Yes, you need to lubricate them, but if you do it too much, you just gum up the works.
Well, my father was fond of a product called “slide grease,” which he lathered on the slide of his Beretta in big globs, thinking it was doing him a favor.
Turns out, all he was doing was risking a jam!
You should lubricate your guns, but with the least amount of oil possible, to prevent jamming (especially when the temperature changes).
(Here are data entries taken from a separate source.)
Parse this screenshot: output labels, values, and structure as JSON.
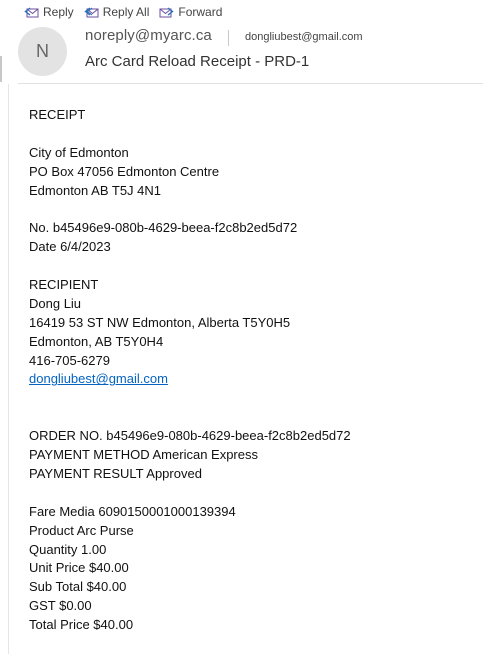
{
  "toolbar": {
    "reply_label": "Reply",
    "reply_icon": "reply-icon",
    "reply_all_label": "Reply All",
    "reply_all_icon": "reply-all-icon",
    "forward_label": "Forward",
    "forward_icon": "forward-icon"
  },
  "header": {
    "avatar_initial": "N",
    "from": "noreply@myarc.ca",
    "to": "dongliubest@gmail.com",
    "subject": "Arc Card Reload Receipt - PRD-1"
  },
  "receipt": {
    "heading": "RECEIPT",
    "issuer": {
      "name": "City of Edmonton",
      "address1": "PO Box 47056 Edmonton Centre",
      "address2": "Edmonton AB T5J 4N1"
    },
    "number": "No. b45496e9-080b-4629-beea-f2c8b2ed5d72",
    "date": "Date 6/4/2023",
    "recipient": {
      "heading": "RECIPIENT",
      "name": "Dong Liu",
      "address1": "16419 53 ST NW Edmonton, Alberta T5Y0H5",
      "address2": "Edmonton, AB T5Y0H4",
      "phone": "416-705-6279",
      "email": "dongliubest@gmail.com"
    },
    "order": {
      "order_no": "ORDER NO. b45496e9-080b-4629-beea-f2c8b2ed5d72",
      "payment_method": "PAYMENT METHOD American Express",
      "payment_result": "PAYMENT RESULT Approved"
    },
    "items": {
      "fare_media": "Fare Media 6090150001000139394",
      "product": "Product Arc Purse",
      "quantity": "Quantity 1.00",
      "unit_price": "Unit Price $40.00",
      "sub_total": "Sub Total $40.00",
      "gst": "GST $0.00",
      "total_price": "Total Price $40.00"
    }
  },
  "colors": {
    "link": "#0563c1",
    "icon_blue": "#2e6fb5",
    "icon_purple": "#6b4fa0",
    "avatar_bg": "#e3e3e3"
  }
}
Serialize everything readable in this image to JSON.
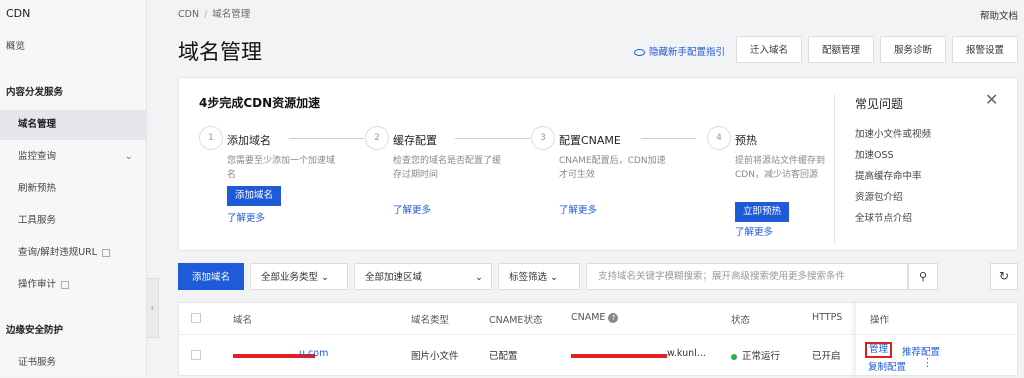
{
  "sidebar": {
    "title": "CDN",
    "items": [
      {
        "label": "概览"
      },
      {
        "label": "内容分发服务"
      },
      {
        "label": "域名管理"
      },
      {
        "label": "监控查询"
      },
      {
        "label": "刷新预热"
      },
      {
        "label": "工具服务"
      },
      {
        "label": "查询/解封违规URL"
      },
      {
        "label": "操作审计"
      },
      {
        "label": "边缘安全防护"
      },
      {
        "label": "证书服务"
      }
    ]
  },
  "header": {
    "breadcrumb": [
      "CDN",
      "域名管理"
    ],
    "help": "帮助文档",
    "title": "域名管理",
    "hide_guide": "隐藏新手配置指引",
    "buttons": [
      "迁入域名",
      "配额管理",
      "服务诊断",
      "报警设置"
    ]
  },
  "guide": {
    "title": "4步完成CDN资源加速",
    "steps": [
      {
        "num": "1",
        "title": "添加域名",
        "desc": "您需要至少添加一个加速域名",
        "button": "添加域名",
        "more": "了解更多"
      },
      {
        "num": "2",
        "title": "缓存配置",
        "desc": "检查您的域名是否配置了缓存过期时间",
        "more": "了解更多"
      },
      {
        "num": "3",
        "title": "配置CNAME",
        "desc": "CNAME配置后，CDN加速才可生效",
        "more": "了解更多"
      },
      {
        "num": "4",
        "title": "预热",
        "desc": "提前将源站文件缓存到CDN，减少访客回源",
        "button": "立即预热",
        "more": "了解更多"
      }
    ],
    "faq": {
      "title": "常见问题",
      "items": [
        "加速小文件或视频",
        "加速OSS",
        "提高缓存命中率",
        "资源包介绍",
        "全球节点介绍"
      ]
    }
  },
  "toolbar": {
    "add_domain": "添加域名",
    "business_type": "全部业务类型",
    "region": "全部加速区域",
    "tag_filter": "标签筛选",
    "search_placeholder": "支持域名关键字模糊搜索；展开高级搜索使用更多搜索条件"
  },
  "table": {
    "headers": [
      "域名",
      "域名类型",
      "CNAME状态",
      "CNAME",
      "状态",
      "HTTPS",
      "操作"
    ],
    "rows": [
      {
        "domain_suffix": "u.com",
        "type": "图片小文件",
        "cname_status": "已配置",
        "cname_suffix": "w.kunl...",
        "status": "正常运行",
        "https": "已开启",
        "actions": [
          "管理",
          "推荐配置",
          "复制配置"
        ]
      }
    ]
  },
  "colors": {
    "accent": "#1f5bd8",
    "success": "#2ab34b",
    "redact": "#e02020"
  }
}
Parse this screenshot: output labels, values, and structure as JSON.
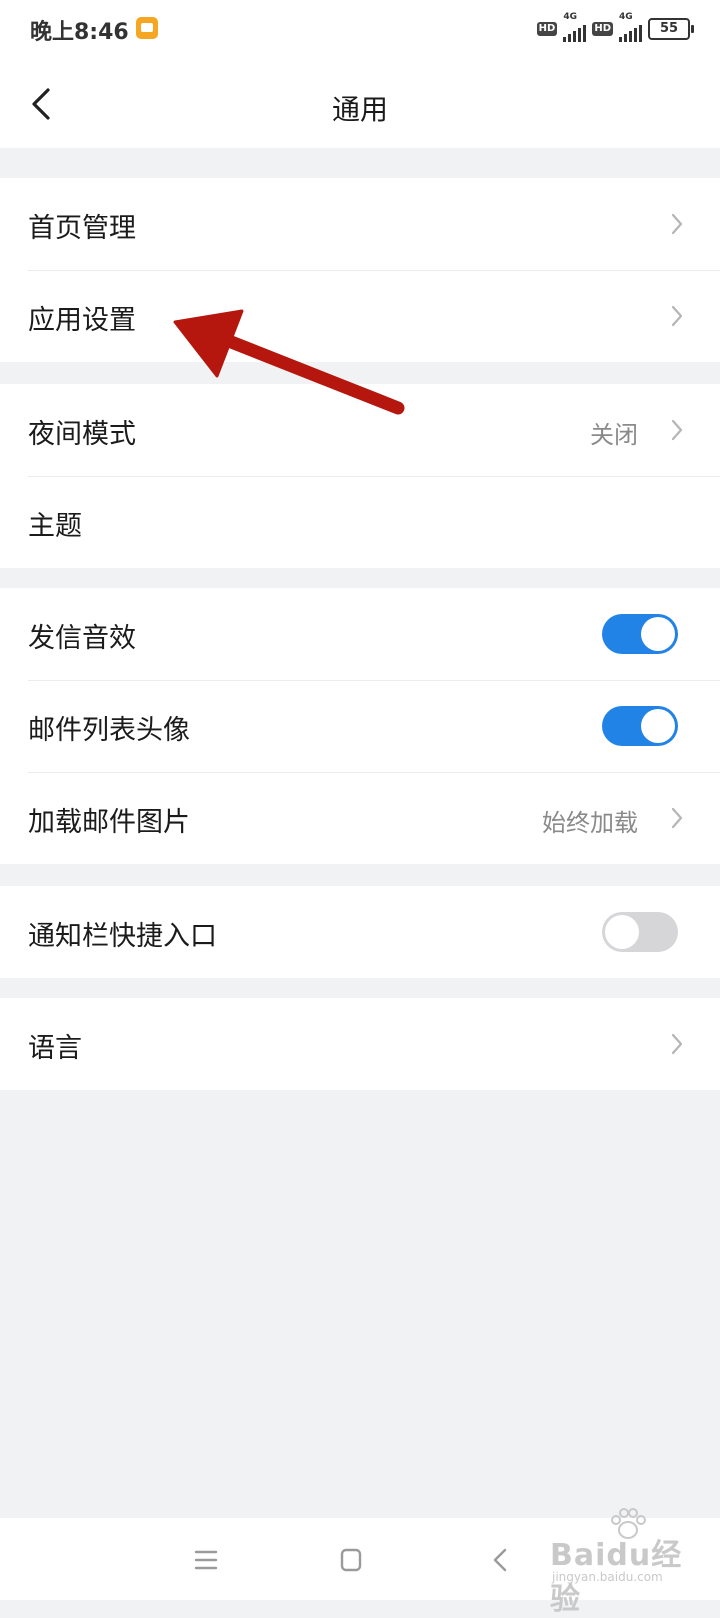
{
  "status_bar": {
    "time": "晚上8:46",
    "hd1": "HD",
    "net1": "4G",
    "hd2": "HD",
    "net2": "4G",
    "battery": "55"
  },
  "header": {
    "title": "通用"
  },
  "groups": {
    "g1": {
      "home_manage": "首页管理",
      "app_settings": "应用设置"
    },
    "g2": {
      "night_mode": "夜间模式",
      "night_mode_value": "关闭",
      "theme": "主题"
    },
    "g3": {
      "send_sound": "发信音效",
      "send_sound_on": true,
      "list_avatar": "邮件列表头像",
      "list_avatar_on": true,
      "load_images": "加载邮件图片",
      "load_images_value": "始终加载"
    },
    "g4": {
      "notify_shortcut": "通知栏快捷入口",
      "notify_shortcut_on": false
    },
    "g5": {
      "language": "语言"
    }
  },
  "annotation_color": "#b5170f",
  "toggle_on_color": "#2283e6",
  "watermark": {
    "main": "Baidu经验",
    "url": "jingyan.baidu.com"
  }
}
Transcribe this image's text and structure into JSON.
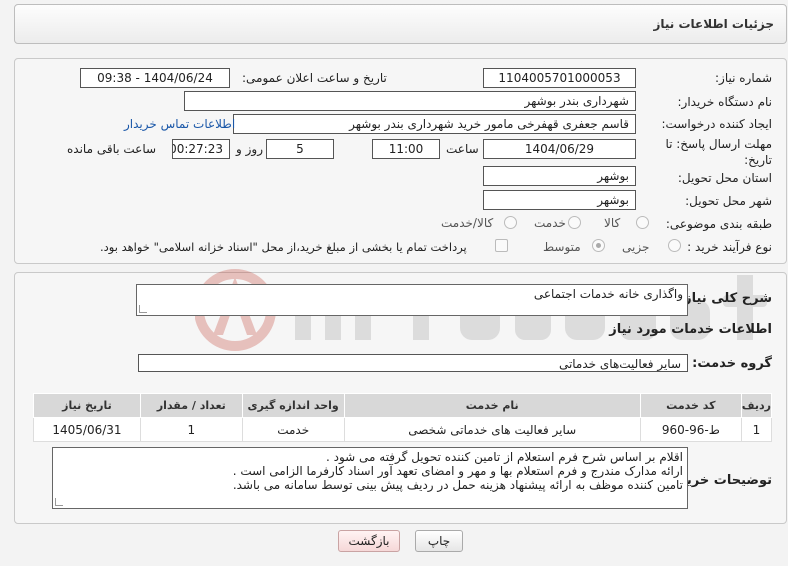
{
  "header": {
    "title": "جزئیات اطلاعات نیاز"
  },
  "fields": {
    "need_number_label": "شماره نیاز:",
    "need_number": "1104005701000053",
    "announce_label": "تاریخ و ساعت اعلان عمومی:",
    "announce_value": "1404/06/24 - 09:38",
    "buyer_org_label": "نام دستگاه خریدار:",
    "buyer_org": "شهرداری بندر بوشهر",
    "creator_label": "ایجاد کننده درخواست:",
    "creator": "قاسم جعفری قهفرخی مامور خرید  شهرداری بندر بوشهر",
    "contact_link": "اطلاعات تماس خریدار",
    "deadline_label": "مهلت ارسال پاسخ: تا تاریخ:",
    "deadline_date": "1404/06/29",
    "hour_label": "ساعت",
    "deadline_hour": "11:00",
    "day_and_label": "روز و",
    "days": "5",
    "remaining_time": "00:27:23",
    "remaining_label": "ساعت باقی مانده",
    "province_label": "استان محل تحویل:",
    "province": "بوشهر",
    "city_label": "شهر محل تحویل:",
    "city": "بوشهر",
    "category_label": "طبقه بندی موضوعی:",
    "category_options": [
      "کالا",
      "خدمت",
      "کالا/خدمت"
    ],
    "process_label": "نوع فرآیند خرید :",
    "process_options": [
      "جزیی",
      "متوسط"
    ],
    "payment_note": "پرداخت تمام یا بخشی از مبلغ خرید،از محل \"اسناد خزانه اسلامی\" خواهد بود."
  },
  "description": {
    "label": "شرح کلی نیاز:",
    "value": "واگذاری خانه خدمات اجتماعی"
  },
  "services": {
    "section_title": "اطلاعات خدمات مورد نیاز",
    "group_label": "گروه خدمت:",
    "group_value": "سایر فعالیت‌های خدماتی",
    "columns": [
      "ردیف",
      "کد خدمت",
      "نام خدمت",
      "واحد اندازه گیری",
      "تعداد / مقدار",
      "تاریخ نیاز"
    ],
    "rows": [
      {
        "index": "1",
        "code": "ط-96-960",
        "name": "سایر فعالیت های خدماتی شخصی",
        "unit": "خدمت",
        "qty": "1",
        "date": "1405/06/31"
      }
    ]
  },
  "notes": {
    "label": "توضیحات خریدار:",
    "lines": [
      "اقلام بر اساس شرح فرم استعلام از تامین کننده تحویل گرفته می شود .",
      "ارائه مدارک مندرج و فرم استعلام بها و مهر و امضای تعهد آور اسناد کارفرما الزامی است .",
      "تامین  کننده موظف به ارائه پیشنهاد هزینه حمل در ردیف پیش بینی توسط سامانه می باشد."
    ]
  },
  "buttons": {
    "print": "چاپ",
    "back": "بازگشت"
  },
  "colors": {
    "link": "#1a57a8",
    "watermark": "#c0392b"
  }
}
(I remember reading an article about the Walther P38 that said in the cold of the Russian winter, the gun oil froze and German troops had to reassemble their guns without oil for this reason, to keep them from locking up.)
If you do want to prevent wear and tear on your guns while promoting a butter-smooth slide action, though, there are modern products that can help.
One of them is called “gun butter.”
I started using this (and thought of my dad when I did), and was amazed with the results.
It’s good for all climates, works on all guns, and most importantly, repels carbon to keep your gun working great.
It’s also great for long-term storage… and it’s made in the USA.
If you don’t use gun butter, that’s okay too (although I love the stuff).
Just understand that when you do lubricate your firearms, use the least amount possible, and you should be good to go.